Schools First: How to fund education without new taxes

Pie Chart showing State Government Spending

How we fund education in Washington is unconstitutional. It’s not the amount of money we spend on Education that is the problem, it is how the money is appropriated. Today public education is the last to be funded, with the decision often being taken to the voters. The result is that children in poor or otherwise tax unfriendly school districts receive a lower quality education than their peers who are able to attend better funded schools.

Our budget priorities are backwards. There are only a few things called out as being required duties of the state. They are as follows:

  1. Education
  2. Reformatory and penal institutions
  3. Institutions for disabled youth, mentally ill or developmentally disabled
  4. Courts
  5. Elections
  6. Board of Health and Vital Statistics
  7. Department of Agriculture
  8. Reserve fund

With the exception of education, all of these required expenditures are funded entirely by the state. Education is different. Only 70% of education is funded by the state. Our schools are left to pay for the remaining 30% through local taxes or federal grants. This means that schools are constantly begging local voters to pay for their operations. Our children are being used to guilt us into paying higher taxes. Education should be fully funded through state dollars. Unfortunately this is easier said than done, since it will add approximately $4.3 billion per year to the state budget. Something has to give!

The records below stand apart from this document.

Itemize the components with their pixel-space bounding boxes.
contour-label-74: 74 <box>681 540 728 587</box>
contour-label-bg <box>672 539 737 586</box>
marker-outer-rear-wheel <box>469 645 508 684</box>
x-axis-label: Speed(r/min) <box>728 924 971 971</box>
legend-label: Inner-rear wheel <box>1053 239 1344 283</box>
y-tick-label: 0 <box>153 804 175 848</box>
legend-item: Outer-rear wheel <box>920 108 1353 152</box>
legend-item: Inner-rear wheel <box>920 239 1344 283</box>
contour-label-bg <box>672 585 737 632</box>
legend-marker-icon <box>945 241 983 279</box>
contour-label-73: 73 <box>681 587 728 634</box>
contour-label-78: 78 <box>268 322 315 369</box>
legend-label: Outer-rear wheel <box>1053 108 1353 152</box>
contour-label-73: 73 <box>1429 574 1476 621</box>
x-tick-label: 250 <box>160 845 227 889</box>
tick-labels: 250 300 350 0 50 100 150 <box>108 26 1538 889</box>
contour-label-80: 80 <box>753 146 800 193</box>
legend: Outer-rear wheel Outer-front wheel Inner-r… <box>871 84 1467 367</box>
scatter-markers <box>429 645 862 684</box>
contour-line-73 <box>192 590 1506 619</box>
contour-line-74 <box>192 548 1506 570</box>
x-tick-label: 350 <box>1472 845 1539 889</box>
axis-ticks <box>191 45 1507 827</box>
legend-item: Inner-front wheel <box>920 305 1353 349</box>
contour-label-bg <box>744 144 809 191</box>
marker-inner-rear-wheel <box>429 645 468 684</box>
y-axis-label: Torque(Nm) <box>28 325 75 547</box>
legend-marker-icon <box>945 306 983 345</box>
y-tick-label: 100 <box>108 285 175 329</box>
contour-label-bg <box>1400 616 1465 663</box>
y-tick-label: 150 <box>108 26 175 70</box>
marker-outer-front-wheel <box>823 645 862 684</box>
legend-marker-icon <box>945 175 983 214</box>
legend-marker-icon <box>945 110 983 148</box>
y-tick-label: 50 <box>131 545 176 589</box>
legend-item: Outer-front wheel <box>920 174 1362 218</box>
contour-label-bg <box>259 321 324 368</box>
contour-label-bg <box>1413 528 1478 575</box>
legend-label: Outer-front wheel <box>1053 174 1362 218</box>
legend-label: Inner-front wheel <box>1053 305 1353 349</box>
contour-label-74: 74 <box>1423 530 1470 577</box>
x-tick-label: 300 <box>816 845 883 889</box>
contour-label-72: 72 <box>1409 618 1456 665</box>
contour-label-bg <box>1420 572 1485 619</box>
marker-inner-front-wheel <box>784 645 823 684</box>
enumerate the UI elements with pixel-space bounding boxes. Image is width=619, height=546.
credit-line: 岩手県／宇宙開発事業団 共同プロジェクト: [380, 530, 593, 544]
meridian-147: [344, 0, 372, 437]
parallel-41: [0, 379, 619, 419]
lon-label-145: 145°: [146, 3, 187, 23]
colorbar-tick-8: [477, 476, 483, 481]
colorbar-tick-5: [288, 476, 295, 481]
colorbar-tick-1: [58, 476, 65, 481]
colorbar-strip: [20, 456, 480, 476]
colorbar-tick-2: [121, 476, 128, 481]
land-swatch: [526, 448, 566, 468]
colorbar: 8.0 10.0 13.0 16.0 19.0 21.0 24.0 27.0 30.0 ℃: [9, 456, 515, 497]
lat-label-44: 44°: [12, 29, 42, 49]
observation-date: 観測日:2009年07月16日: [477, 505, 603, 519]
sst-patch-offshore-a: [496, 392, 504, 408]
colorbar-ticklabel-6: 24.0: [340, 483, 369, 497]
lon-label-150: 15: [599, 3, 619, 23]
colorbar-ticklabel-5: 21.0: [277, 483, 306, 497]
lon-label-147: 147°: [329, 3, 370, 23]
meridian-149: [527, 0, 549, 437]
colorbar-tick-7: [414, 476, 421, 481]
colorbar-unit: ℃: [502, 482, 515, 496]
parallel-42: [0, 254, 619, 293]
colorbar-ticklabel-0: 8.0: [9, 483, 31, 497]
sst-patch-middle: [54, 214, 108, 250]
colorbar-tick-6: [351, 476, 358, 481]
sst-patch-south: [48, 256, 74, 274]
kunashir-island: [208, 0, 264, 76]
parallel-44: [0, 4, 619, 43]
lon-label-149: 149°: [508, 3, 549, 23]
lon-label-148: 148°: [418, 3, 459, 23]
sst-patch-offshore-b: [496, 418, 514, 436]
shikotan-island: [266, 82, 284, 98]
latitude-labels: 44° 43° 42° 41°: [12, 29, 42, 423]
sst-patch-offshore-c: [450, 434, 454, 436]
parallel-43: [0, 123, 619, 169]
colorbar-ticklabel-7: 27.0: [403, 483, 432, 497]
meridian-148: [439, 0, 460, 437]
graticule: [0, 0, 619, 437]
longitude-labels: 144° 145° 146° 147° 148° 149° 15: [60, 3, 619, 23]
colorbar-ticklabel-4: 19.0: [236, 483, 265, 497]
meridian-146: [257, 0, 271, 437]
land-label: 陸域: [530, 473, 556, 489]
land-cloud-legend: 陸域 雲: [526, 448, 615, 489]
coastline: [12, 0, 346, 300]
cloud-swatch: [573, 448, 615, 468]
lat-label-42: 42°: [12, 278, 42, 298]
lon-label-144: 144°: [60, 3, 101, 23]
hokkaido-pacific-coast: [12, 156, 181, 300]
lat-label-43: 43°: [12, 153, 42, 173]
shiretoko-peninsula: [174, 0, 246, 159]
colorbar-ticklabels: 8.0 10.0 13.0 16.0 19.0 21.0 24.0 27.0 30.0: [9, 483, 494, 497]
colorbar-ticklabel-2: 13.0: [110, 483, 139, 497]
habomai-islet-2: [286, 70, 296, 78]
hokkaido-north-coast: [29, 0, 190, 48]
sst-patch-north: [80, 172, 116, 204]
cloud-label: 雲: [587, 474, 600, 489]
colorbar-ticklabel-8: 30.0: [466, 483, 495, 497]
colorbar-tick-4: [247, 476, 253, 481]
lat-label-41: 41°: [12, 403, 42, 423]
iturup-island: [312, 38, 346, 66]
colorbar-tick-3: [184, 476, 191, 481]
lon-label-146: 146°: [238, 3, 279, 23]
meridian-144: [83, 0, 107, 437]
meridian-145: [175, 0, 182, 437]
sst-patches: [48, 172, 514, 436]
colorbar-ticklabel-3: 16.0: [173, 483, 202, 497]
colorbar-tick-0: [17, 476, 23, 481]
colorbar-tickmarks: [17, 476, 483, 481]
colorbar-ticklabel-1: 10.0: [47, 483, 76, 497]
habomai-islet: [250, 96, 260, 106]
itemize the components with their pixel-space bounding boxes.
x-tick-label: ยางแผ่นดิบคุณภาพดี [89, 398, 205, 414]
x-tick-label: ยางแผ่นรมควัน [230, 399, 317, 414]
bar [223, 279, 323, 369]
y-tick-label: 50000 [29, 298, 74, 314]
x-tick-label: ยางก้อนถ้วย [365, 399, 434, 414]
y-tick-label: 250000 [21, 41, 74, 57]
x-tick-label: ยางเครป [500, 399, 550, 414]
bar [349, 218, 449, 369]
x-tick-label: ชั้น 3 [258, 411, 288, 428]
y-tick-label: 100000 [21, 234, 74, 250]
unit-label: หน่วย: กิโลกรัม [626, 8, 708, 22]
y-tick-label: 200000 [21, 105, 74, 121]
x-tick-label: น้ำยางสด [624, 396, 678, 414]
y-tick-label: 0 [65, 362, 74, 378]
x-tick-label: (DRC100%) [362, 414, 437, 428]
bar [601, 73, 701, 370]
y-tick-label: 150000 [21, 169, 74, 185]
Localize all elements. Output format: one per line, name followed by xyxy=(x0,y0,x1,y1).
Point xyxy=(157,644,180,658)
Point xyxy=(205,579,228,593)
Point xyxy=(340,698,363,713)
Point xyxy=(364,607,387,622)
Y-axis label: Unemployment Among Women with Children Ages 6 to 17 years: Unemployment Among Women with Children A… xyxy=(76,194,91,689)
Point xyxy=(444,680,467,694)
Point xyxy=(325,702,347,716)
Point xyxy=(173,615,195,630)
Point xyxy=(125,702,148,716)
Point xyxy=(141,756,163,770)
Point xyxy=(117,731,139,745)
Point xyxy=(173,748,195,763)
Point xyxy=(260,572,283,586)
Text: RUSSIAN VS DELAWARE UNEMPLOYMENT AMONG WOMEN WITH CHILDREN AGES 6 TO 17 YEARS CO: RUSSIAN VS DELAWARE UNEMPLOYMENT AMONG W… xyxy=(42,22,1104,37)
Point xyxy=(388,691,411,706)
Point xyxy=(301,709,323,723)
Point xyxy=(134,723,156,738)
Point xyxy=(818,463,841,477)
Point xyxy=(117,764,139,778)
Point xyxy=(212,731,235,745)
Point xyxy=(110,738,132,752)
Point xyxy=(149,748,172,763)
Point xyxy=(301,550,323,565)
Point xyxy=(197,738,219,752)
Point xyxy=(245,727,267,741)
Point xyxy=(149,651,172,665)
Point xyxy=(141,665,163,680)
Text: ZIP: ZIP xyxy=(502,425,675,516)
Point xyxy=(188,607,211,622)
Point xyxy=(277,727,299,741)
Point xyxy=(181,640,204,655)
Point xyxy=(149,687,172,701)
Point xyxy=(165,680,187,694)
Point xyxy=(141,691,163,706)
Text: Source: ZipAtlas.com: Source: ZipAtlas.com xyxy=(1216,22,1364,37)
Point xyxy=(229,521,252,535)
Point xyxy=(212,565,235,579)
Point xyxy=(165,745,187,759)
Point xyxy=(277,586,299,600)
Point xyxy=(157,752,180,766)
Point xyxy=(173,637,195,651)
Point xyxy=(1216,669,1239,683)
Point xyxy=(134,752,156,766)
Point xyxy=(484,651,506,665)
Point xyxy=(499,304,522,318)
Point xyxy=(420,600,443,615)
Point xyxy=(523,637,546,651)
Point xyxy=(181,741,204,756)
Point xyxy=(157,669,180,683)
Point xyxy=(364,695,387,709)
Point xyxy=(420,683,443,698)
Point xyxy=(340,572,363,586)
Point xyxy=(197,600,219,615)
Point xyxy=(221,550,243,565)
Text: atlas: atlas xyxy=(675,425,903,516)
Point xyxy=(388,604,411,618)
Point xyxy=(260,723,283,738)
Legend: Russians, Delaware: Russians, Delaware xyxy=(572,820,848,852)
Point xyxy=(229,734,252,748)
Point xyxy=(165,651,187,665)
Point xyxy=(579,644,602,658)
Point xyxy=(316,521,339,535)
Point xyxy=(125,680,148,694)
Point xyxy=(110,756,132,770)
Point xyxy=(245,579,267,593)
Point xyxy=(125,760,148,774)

Washington tax payers are already funding $3.7 billion of that amount through the local tax levy. This is where the “levy swap” model comes in. We could just eliminate all the local taxes and raise the state property tax by lowest local tax rate, but there are 11 school districts that collect no local taxes. In practice, the rates and revenue vary significantly depending on the local property values and willingness to approve taxes. For example, Burien (the Highline School District) pays twice the tax rate that Seattle does to fund their local schools. Under an levy swap, both Seattle and Vashon would see their taxes rise while Burien would see their tax payments decrease.

What we need to do is swap the funding of discretionary social and human services with education. Most of these programs live in the agency known as DSHS, but there is a whole host of agencies at the state level. About half of those programs are constitutional duties of the state, but a large portion of them are not. We need to cut just 3.5% and move another 20% of those programs out of state government.

We could pay for the full cost of education at the state level, but we’ve chosen to spend the money elsewhere and use our children to guilt voters into paying for the difference. Let’s fund education first instead of gambling with our children’s future!